Родной город. Разговор в открытом кафе
И.Бродский.А дальше уже непонятно, куда идти… Мы как раз обсуждали с моим довольно знаменитым приятелем в прошлом году в Стокгольме эту идею. Мы собирались сесть на пароход, на паром, и приехать в родной город. И он мне начал говорить: «Сейчас мы пойдем вот туда». Я говорю: «Нет, туда идти нельзя, потому что этот человек…», и так далее, и так далее. Он говорит: «А что ты предлагаешь?» Я говорю: «Ну, пойдем вот в это семейство». А он: «Ни в коем случае!» И в общем, через пятнадцать минут выяснилось, что идти не к кому. Никто ничего не помнит.
* * *
В тот день у Иосифа Александровича очень болело сердце. Это был второй день съемок, и мы, как это было ни жалко, все порывались их отменить. Но он ни за что не соглашался, хотел показать нам какие-то две свои любимые венецианские церкви, а потом довести до Арсенала. Но ходить у него и впрямь не было сил, и он присел в открытом кафе на набережной – просто на пять минут, выпить кофе и непременную граппу. А потом, посетовав, что нельзя начать снимать сразу, пока снуют официанты, а нужно как-то устанавливать камеру («Феллини бы этого не понял»; «Не слышали про синема верите?»), пошутив про маму, папу и граппу, Бродский заговорил о родном городе. Так он постоянно, должно быть, с легкой примесью иронии, называл Ленинград, Питер, Санкт-Петербург. Поэтому мне все время хочется писать с большой буквы: Родной город. Как и Возлюбленное отечество.

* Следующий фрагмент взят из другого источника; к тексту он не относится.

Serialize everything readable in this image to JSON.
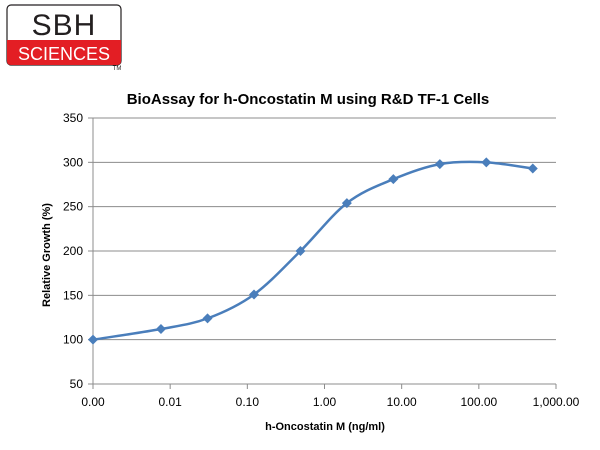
{
  "logo": {
    "top_text": "SBH",
    "bottom_text": "SCIENCES",
    "trademark": "TM",
    "colors": {
      "red": "#e31e24",
      "dark": "#231f20"
    }
  },
  "chart_data": {
    "type": "line",
    "title": "BioAssay for h-Oncostatin M using R&D TF-1 Cells",
    "xlabel": "h-Oncostatin M (ng/ml)",
    "ylabel": "Relative Growth (%)",
    "x_scale": "log",
    "xlim": [
      0.001,
      1000
    ],
    "ylim": [
      50,
      350
    ],
    "x_ticks": [
      0.001,
      0.01,
      0.1,
      1,
      10,
      100,
      1000
    ],
    "x_tick_labels": [
      "0.00",
      "0.01",
      "0.10",
      "1.00",
      "10.00",
      "100.00",
      "1,000.00"
    ],
    "y_ticks": [
      50,
      100,
      150,
      200,
      250,
      300,
      350
    ],
    "y_tick_labels": [
      "50",
      "100",
      "150",
      "200",
      "250",
      "300",
      "350"
    ],
    "grid": "horizontal",
    "series": [
      {
        "color": "#4a7ebb",
        "marker": "diamond",
        "smooth": true,
        "x": [
          0.001,
          0.0076,
          0.0305,
          0.122,
          0.488,
          1.95,
          7.8,
          31.25,
          125,
          500
        ],
        "y": [
          100,
          112,
          124,
          151,
          200,
          254,
          281,
          298,
          300,
          293
        ]
      }
    ]
  }
}
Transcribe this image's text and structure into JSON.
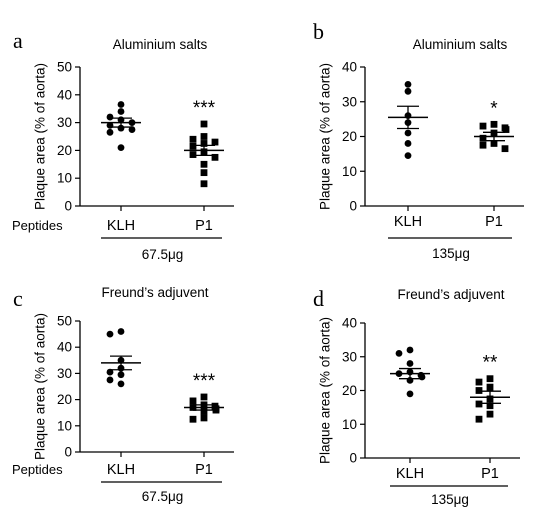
{
  "chart_data": [
    {
      "type": "scatter",
      "panel_label": "a",
      "title": "Aluminium salts",
      "ylabel": "Plaque area (% of aorta)",
      "ylim": [
        0,
        50
      ],
      "yticks": [
        "0",
        "10",
        "20",
        "30",
        "40",
        "50"
      ],
      "categories": [
        "KLH",
        "P1"
      ],
      "row_label": "Peptides",
      "dose": "67.5μg",
      "significance": "***",
      "series": [
        {
          "marker": "circle",
          "mean": 30,
          "sem": 1.6,
          "values": [
            36.5,
            34,
            32,
            31,
            30,
            29,
            28,
            27.5,
            26.5,
            21
          ]
        },
        {
          "marker": "square",
          "mean": 20,
          "sem": 1.8,
          "values": [
            29.5,
            25,
            24,
            23,
            22.5,
            21.5,
            19.5,
            18.5,
            17.5,
            15,
            12,
            8
          ]
        }
      ]
    },
    {
      "type": "scatter",
      "panel_label": "b",
      "title": "Aluminium salts",
      "ylabel": "Plaque area (% of aorta)",
      "ylim": [
        0,
        40
      ],
      "yticks": [
        "0",
        "10",
        "20",
        "30",
        "40"
      ],
      "categories": [
        "KLH",
        "P1"
      ],
      "row_label": "",
      "dose": "135μg",
      "significance": "*",
      "series": [
        {
          "marker": "circle",
          "mean": 25.5,
          "sem": 3.2,
          "values": [
            35,
            33,
            26,
            24,
            21,
            18,
            14.5
          ]
        },
        {
          "marker": "square",
          "mean": 20,
          "sem": 1.2,
          "values": [
            23.5,
            23,
            22.5,
            22,
            21,
            19.5,
            18,
            17.5,
            16.5
          ]
        }
      ]
    },
    {
      "type": "scatter",
      "panel_label": "c",
      "title": "Freund’s adjuvent",
      "ylabel": "Plaque area (% of aorta)",
      "ylim": [
        0,
        50
      ],
      "yticks": [
        "0",
        "10",
        "20",
        "30",
        "40",
        "50"
      ],
      "categories": [
        "KLH",
        "P1"
      ],
      "row_label": "Peptides",
      "dose": "67.5μg",
      "significance": "***",
      "series": [
        {
          "marker": "circle",
          "mean": 34,
          "sem": 2.6,
          "values": [
            46,
            45,
            35,
            32,
            30.5,
            29.5,
            27.5,
            26
          ]
        },
        {
          "marker": "square",
          "mean": 17,
          "sem": 1.0,
          "values": [
            21,
            19.5,
            18,
            17.5,
            17,
            16.5,
            16,
            15.5,
            13,
            12.5
          ]
        }
      ]
    },
    {
      "type": "scatter",
      "panel_label": "d",
      "title": "Freund’s adjuvent",
      "ylabel": "Plaque area (% of aorta)",
      "ylim": [
        0,
        40
      ],
      "yticks": [
        "0",
        "10",
        "20",
        "30",
        "40"
      ],
      "categories": [
        "KLH",
        "P1"
      ],
      "row_label": "",
      "dose": "135μg",
      "significance": "**",
      "series": [
        {
          "marker": "circle",
          "mean": 25,
          "sem": 1.5,
          "values": [
            32,
            31,
            28,
            25.5,
            25,
            24.5,
            24,
            23,
            19
          ]
        },
        {
          "marker": "square",
          "mean": 18,
          "sem": 1.8,
          "values": [
            23.5,
            22.5,
            21,
            20,
            17.5,
            16,
            15.5,
            13,
            11.5
          ]
        }
      ]
    }
  ]
}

Когда мы с Лешей услышали от него, что они с Барышниковым собирались на пароме приехать «инкогнито» (или terra incognita , как он пошутил) из Стокгольма в Питер, то подумали: а вдруг он и вправду приезжал… Очень уж хотелось так думать. Сам он давал массу разных объяснений, почему не возвращается. Но мне кажется, он не вернулся, потому что был гениальным режиссером своей жизни. И финал своей биографии построил на «невозвращении». Но там, в Венеции, в открытом кафе у Гранд-канала, где они с Рейном на несколько часов перенеслись в город своей юности и читали, перехватывая друг у друга, питерские строчки, показалось, что все возможно, и мы спросили его, куда бы он первым делом пошел. И он ответил: «Я так предполагаю, что если я приеду, то не на вокзал, а прилечу либо в Пулково, либо приплыву из Швеции на пароходе в Гавань. Прямо из Гавани начинается Большой проспект Васильевского острова. И вот это было бы понятно. Выйти, сесть, я не знаю, в такси… Или сесть на 47-й автобус, который, видимо, уже изменил номер маршрута. Он прямо к дому подходил… Заглянул бы в наши „полторы комнаты“, к Георгию Эдуардовичу и Раисе Фоминичне Рут, соседям по коммуналке. И потом бы я пошел гулять вдоль водички. В Новую Голландию, да».